The Township of Adrian does not differ materially from other Townships of the County in regard to early industries. The pioneer mills, churches, and schools had their existence, and with the exception of the latter have mostly passed away, with the increasing prominence of the city of Adrian as a marketing and trading point, coupled with the superior advantages of the city in a religious and educational way. The principal grain crops are wheat, corn and oats, for the production of which the soil is admirably adapted. Of these, corn is the staple product, and this is largely fed to cattle and hogs, these being the source of a large income. Horses and sheep are also raised with profit on the rich grazing fields afforded on the productive farms, and which are not used at the time for the cultivation of crops.
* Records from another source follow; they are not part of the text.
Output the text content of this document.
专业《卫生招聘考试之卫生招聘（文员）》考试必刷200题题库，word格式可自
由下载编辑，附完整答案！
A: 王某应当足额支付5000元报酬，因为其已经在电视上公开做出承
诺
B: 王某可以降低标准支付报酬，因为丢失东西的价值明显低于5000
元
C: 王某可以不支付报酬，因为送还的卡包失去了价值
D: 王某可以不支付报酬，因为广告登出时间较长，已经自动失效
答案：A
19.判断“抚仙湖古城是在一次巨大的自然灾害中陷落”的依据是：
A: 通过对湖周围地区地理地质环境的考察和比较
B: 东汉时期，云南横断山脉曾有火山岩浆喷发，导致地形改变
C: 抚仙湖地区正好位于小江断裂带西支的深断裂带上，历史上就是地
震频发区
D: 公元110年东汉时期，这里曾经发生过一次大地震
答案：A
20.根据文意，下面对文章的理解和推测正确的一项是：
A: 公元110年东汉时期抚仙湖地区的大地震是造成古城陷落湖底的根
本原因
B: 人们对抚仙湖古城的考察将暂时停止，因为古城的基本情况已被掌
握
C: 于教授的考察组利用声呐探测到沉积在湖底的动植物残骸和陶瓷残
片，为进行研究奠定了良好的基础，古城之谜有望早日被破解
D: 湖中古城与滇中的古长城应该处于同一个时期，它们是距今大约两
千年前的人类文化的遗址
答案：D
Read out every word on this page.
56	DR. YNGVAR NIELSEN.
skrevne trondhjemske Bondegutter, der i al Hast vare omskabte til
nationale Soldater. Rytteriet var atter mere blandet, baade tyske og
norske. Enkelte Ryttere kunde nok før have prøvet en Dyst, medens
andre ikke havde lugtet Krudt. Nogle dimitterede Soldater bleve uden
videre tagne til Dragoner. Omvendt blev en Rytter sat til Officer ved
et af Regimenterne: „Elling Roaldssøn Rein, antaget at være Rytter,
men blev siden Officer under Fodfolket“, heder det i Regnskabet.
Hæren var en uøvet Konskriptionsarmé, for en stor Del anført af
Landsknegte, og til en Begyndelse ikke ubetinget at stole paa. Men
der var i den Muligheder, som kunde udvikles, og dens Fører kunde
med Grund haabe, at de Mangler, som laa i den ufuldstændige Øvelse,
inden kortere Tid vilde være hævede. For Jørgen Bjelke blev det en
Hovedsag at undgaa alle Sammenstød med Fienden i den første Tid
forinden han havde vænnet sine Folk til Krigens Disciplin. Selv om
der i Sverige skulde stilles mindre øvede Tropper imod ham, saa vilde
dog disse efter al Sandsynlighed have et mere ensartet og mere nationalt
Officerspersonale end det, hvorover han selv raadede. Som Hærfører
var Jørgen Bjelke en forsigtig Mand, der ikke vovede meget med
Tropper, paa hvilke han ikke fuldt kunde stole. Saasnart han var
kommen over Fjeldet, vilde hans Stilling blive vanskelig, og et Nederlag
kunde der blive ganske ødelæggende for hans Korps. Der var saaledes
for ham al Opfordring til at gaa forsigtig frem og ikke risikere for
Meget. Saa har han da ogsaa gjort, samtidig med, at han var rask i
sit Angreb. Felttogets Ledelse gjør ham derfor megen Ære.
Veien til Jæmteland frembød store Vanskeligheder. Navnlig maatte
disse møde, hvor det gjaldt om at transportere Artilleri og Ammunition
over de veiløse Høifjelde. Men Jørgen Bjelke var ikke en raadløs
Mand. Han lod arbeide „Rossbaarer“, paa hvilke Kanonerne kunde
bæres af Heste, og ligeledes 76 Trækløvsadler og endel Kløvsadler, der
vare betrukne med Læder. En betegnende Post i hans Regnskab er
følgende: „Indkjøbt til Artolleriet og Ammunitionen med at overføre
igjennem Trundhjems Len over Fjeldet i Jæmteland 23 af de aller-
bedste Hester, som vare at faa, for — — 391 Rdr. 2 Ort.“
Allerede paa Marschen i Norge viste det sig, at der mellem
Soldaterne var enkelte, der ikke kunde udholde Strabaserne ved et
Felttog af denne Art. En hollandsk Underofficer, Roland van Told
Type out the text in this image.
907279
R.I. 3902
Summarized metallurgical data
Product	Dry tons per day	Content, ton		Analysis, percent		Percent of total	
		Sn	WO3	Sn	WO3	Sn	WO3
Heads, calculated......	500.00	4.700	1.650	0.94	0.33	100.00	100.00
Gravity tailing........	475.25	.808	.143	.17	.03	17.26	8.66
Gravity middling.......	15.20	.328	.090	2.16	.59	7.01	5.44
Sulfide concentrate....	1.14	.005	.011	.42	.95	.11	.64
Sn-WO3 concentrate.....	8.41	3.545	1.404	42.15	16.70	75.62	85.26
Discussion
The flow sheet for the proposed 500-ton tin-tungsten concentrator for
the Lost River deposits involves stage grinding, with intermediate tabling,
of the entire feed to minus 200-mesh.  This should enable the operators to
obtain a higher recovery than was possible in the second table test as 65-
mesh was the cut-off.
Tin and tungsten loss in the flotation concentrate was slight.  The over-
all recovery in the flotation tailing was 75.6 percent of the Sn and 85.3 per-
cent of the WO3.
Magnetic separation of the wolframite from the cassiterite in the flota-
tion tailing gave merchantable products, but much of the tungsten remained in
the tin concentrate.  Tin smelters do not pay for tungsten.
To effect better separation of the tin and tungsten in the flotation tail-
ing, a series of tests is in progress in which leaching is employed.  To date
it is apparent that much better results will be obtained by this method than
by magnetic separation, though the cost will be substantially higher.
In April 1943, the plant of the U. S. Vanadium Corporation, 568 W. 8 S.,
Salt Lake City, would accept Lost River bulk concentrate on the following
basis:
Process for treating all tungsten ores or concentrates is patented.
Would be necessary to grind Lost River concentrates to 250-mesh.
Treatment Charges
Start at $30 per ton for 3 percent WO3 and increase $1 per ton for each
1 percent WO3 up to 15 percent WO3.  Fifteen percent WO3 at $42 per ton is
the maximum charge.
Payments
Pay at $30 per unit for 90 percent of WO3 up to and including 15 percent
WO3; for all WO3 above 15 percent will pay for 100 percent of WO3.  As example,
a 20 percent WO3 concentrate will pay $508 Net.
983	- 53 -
There are eleven ungraded district schools in the Township of Adrian, exclusive of the city schools, but one of them-district No. 2-includes a portion of the Township of Rome, the school house standing on section 18 in the Township of Adrian. With a carefully, arranged course of study, these schools give the persisting students the advantages of a good common school education, and fit their graduates for the ordinary business of life.